Blindspotting – Collin is a black ex-con living on parole in a halfway house in Oakland, California. He lives every day conscious of the fact that the slightest misstep (or perceived misstep) could put him back in jail. His best friend is Miles, a white guy who constantly feels like he needs to prove to everyone that he belongs in his own neighborhood. Just being with him puts Collin’s freedom in jeopardy. They are the main characters in Blindspotting, an uncommonly powerful, insightful and surprisingly funny film chronicling Collin’s last few days on parole.
This is the kind of movie where a plot description is misleading because it is not really about its plot. It is about its characters, its city and all of the Collin’s and Miles’ in all the cities like this one. It is as much about the world we live in as any piece of entertainment I have seen this year. Blindspotting comments on some major racial and social issues that plague our lives while barely venturing out past the lives of its characters. It is an impressive feat that makes it endlessly thought-provoking without ever becoming preachy.

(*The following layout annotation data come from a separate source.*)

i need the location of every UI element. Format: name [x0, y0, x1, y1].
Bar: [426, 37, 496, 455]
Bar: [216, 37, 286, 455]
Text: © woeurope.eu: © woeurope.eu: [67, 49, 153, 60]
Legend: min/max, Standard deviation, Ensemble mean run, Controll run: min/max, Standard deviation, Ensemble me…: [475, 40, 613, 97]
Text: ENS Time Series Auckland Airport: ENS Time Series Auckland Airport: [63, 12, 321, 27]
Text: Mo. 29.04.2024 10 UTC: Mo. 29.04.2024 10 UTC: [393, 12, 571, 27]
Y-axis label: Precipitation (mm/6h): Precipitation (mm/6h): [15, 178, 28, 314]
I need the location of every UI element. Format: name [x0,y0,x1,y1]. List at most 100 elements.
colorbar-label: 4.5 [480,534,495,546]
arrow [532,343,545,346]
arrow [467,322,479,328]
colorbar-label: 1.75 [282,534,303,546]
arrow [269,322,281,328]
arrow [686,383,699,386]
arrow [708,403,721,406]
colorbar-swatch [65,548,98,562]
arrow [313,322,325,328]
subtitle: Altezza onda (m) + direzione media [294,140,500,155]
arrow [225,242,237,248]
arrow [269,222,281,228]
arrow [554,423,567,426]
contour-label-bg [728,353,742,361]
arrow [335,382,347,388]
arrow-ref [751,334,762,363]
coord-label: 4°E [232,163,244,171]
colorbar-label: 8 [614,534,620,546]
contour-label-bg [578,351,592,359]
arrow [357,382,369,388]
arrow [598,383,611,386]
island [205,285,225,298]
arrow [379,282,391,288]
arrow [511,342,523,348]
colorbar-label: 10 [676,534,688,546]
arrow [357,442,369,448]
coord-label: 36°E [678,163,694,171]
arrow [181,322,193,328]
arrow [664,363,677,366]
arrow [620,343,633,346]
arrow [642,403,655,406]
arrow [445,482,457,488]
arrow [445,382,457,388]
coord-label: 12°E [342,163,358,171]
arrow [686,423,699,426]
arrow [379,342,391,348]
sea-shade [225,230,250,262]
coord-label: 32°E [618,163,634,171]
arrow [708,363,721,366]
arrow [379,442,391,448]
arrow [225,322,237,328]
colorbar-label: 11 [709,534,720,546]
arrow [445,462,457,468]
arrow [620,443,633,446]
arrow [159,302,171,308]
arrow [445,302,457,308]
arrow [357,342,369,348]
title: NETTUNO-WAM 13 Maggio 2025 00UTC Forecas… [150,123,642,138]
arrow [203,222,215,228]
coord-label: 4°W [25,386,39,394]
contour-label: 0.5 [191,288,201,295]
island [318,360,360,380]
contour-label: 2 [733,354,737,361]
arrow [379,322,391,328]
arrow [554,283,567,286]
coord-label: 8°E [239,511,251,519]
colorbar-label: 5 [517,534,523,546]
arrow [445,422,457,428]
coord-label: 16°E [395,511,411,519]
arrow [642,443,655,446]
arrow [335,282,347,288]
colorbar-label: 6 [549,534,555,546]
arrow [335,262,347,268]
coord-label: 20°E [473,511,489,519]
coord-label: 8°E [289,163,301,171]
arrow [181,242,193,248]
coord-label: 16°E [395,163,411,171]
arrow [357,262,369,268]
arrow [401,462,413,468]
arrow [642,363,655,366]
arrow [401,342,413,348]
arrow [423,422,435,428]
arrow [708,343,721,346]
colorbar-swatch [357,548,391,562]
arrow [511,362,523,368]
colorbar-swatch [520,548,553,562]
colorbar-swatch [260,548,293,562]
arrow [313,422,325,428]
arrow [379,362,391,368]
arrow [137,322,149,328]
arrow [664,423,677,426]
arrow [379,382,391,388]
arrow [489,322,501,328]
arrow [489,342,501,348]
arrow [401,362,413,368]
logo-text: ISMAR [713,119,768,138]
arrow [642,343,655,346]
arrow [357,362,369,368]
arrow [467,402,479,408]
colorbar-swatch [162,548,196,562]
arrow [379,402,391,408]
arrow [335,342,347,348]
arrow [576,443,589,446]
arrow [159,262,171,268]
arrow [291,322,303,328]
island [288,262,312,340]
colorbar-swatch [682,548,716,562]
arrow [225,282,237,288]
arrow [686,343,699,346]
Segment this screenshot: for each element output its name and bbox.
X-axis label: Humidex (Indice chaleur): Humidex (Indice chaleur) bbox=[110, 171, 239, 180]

There is no way I could possibly discuss this film and not mention Daveed Diggs and Rafael Casal who, besides starring as Collin and Miles respectively, also wrote and produced Blindspotting. Everything they do here is well developed: the camaraderie between the friends, Collin’s anxiety whenever he goes outside, Miles’ self-doubt about his place in his community and the role of the police in cities like Oakland. They even deliver some of the dialogue in verse, which I thought could be distracting, but comes off as totally natural.
Even more incredible is their control of tone. You might not think humor would comfortably mix with such serious topics but, just as in life, it does. The jokes come from the personalities, so they never feel forced or out of place. Most importantly, they never undermine the drama. After watching the trailer, I was surprised to see it being referred to as a comedy. Although I would not go quite that far, it is certainly funnier than I anticipated. It is a slice of life drama in which people are sometimes funny despite the hardships they face.
Daveed Diggs is best known as part of the original cast of Broadway’s “Hamilton,” but in the last two years he has begun to pop up in a lot of movies and television shows. For Rafael Casal, this is his first feature length film in any capacity. Their screenplay is fantastic and will likely get most of the praise. But their performances should not be overlooked. Diggs (who has a Jewish mother and identified as a Jew while growing up) is charming and sympathetic as a man who wants you to see him for who he is, not who you think he is when you look at him. Casal, meanwhile, is all energy and insecurities. His Miles wants you to respect him for what you see when you look at him, instead of making assumptions because of his race.
It is difficult, in any form of entertainment, to create something that deals honestly with significant issues while also being entertaining. Usually, one of those pulls away from the other. Blindspotting does both successfully, never trivializing the questions it raises by pretending they have easy answers. It is a movie very much of our time with a climactic scene as affecting and brilliant as any in recent memory. This is one not to be missed.